Only one genre in video games truly defines itself in the way other forms of art do: Survival Horror.  These games, despite their gameplay mechanics, point of view for the camera, or similarities to other unrelated games, retains one defining feature: a Survival Horror game is built around making the player ration their resources, to feel helpless, and to scare the pants off of the player.  The success of a horror game is completely dependent on how scared, nervous, and paranoid it can make the player.  The preference for the genre is completely justified (saying you don't like shooters because you don't like to "shoot things" is pretty close-minded and disregards every game that does that), and there are factually better horror games and factually worse ones; another thing that's hard to gauge among other genres.

Amnesia: The Dark Descent...nah it's fine, 
I didn't wanna sleep tonight anyway.
The current method of defining video game genres is hurting the industry as a whole.  An ineffective system bestows ignorance, and our current gaming scene reflects it.  The existence of this flawed system makes designers close-minded, usually making the same game over and over again, despite venturing into other "genres".  This system confuses the consumers too - why do you think there are so many shooter games on the market right now, Reader?
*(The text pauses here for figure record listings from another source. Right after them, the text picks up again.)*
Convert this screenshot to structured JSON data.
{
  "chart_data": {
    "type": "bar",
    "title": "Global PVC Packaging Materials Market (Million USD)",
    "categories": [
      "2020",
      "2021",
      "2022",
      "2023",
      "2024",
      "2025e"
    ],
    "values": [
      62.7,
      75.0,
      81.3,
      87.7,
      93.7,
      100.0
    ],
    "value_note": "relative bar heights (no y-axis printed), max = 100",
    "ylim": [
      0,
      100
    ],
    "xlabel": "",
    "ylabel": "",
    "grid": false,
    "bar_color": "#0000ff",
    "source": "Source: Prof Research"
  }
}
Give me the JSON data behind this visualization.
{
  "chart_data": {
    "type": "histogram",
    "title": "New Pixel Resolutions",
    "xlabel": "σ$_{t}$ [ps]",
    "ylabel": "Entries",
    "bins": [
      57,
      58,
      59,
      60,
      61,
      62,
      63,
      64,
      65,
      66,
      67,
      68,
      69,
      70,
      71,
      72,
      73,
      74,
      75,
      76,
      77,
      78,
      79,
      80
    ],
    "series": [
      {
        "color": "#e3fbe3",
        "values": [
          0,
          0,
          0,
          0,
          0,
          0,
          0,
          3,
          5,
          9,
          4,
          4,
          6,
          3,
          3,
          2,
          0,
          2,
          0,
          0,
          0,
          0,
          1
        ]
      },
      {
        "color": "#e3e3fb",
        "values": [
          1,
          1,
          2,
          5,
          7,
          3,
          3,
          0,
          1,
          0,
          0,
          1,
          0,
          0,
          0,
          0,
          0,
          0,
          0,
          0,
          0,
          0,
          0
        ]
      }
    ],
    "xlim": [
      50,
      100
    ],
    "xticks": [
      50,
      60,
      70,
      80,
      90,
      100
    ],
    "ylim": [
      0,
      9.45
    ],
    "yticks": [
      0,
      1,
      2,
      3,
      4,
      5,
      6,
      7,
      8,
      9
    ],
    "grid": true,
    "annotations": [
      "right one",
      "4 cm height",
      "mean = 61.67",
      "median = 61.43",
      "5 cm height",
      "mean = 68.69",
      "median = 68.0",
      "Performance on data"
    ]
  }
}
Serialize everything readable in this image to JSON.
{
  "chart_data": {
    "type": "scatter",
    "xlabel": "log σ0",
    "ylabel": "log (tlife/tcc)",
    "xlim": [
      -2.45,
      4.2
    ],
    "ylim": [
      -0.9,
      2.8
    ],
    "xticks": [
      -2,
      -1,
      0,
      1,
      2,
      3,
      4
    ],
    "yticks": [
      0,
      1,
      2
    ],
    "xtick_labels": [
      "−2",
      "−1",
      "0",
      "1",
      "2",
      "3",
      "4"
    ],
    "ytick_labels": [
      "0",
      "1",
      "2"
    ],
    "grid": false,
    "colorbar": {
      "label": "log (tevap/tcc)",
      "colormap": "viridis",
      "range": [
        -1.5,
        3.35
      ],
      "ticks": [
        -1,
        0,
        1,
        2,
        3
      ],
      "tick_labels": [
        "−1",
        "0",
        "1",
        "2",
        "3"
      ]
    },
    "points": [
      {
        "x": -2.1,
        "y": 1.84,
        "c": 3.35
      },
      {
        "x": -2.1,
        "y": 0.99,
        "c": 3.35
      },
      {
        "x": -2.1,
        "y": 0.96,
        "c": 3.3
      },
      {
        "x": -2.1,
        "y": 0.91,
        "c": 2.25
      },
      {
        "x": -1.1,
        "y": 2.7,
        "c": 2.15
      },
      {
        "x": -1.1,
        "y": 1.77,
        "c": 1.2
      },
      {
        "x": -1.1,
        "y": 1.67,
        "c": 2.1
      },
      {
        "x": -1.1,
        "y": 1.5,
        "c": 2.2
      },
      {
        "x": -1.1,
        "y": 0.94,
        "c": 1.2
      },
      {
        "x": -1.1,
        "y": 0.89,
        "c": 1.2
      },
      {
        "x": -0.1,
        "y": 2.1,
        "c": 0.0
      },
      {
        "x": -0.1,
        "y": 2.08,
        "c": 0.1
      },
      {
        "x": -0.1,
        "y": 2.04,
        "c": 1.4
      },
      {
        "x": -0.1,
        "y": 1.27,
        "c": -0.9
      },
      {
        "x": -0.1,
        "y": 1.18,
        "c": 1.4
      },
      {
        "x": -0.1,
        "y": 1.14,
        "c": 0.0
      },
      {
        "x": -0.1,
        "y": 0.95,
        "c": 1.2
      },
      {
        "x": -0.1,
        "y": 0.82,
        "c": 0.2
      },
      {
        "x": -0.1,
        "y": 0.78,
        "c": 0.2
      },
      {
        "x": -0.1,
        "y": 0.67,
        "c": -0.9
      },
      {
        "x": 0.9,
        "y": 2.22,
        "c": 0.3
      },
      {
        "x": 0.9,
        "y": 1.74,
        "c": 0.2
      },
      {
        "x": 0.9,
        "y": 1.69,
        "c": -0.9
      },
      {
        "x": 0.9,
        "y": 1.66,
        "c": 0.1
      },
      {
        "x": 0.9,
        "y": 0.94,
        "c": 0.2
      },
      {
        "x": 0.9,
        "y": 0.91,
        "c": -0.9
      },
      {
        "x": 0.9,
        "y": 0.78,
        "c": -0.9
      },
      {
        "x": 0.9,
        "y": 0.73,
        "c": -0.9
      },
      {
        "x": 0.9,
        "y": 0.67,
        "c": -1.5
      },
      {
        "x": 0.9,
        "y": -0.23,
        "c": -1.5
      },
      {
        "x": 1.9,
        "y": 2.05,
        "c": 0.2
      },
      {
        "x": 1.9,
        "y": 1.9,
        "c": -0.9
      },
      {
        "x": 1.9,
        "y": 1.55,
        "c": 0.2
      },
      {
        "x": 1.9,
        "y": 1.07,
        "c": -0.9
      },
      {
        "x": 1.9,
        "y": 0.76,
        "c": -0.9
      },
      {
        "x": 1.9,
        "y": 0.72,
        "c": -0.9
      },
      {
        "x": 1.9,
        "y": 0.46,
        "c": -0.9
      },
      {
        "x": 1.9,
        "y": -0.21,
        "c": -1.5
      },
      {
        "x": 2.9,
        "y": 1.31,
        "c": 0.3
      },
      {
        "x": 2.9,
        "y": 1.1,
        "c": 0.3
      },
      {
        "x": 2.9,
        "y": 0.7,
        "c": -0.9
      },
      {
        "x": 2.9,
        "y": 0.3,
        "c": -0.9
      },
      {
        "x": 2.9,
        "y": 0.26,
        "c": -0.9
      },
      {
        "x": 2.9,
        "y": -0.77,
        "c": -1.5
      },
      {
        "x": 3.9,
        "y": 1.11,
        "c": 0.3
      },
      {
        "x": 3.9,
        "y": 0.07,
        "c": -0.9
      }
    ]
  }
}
We could also use Portal as an example: it's a game that has a completely different tone and overall experience solely because of the context in which you're shooting - it's categorized as an FPS, but I definitely don't think of shooting when I play.  In Portal, you aren't shooting bullets, you're shooting two-way portals that you can use to solve puzzles and advance.  People loved the Portal games, and I think that proves that defining games based on gameplay mechanics causes franchises to stagnate and start throwing out the same game over and over again, because the consumers think that, in order to feel competitive and like their adrenaline is pumping, they need to specifically play an FPS game.  See?  Even the public agrees that games should be put into genres based on moods, even if they are met by resistance from flawed genres.

What a trippy game...plays like a shooter, but feels like a puzzler.
Perhaps the answer lies in a combination of these ideas: maybe our existing game genres should take an extra step and define through emotions and gameplay.  Who would be opposed to "Grimdark Platformer" or "Modern RPG"?  That tells us, the consumers, a lot more about what we can expect from the games that would be labeled as such.  I still don't feel that that's a perfect solution.  To be honest, I'm not sure exactly how we can fix something that's been embedded into the community for so long.  All I know is that it's hurting the industry a little at a time; it adds up after a while, I can be sure of that much.  If video games are to further evolve and really gain respect as an artistic medium, then more liberties should be taken into our focus on feeling and appreciating the game itself in the same way we find and hold meaning in the books we read and the songs we hear.  Maybe the closer we get to that next step, the clearer and more obvious the solution to our little genre issue will be.

What do you think?  Does the interactive element of video games affect how we categorize them?  Is this current system flawed?  How does this different genre categorization affect games developmentally and commercially?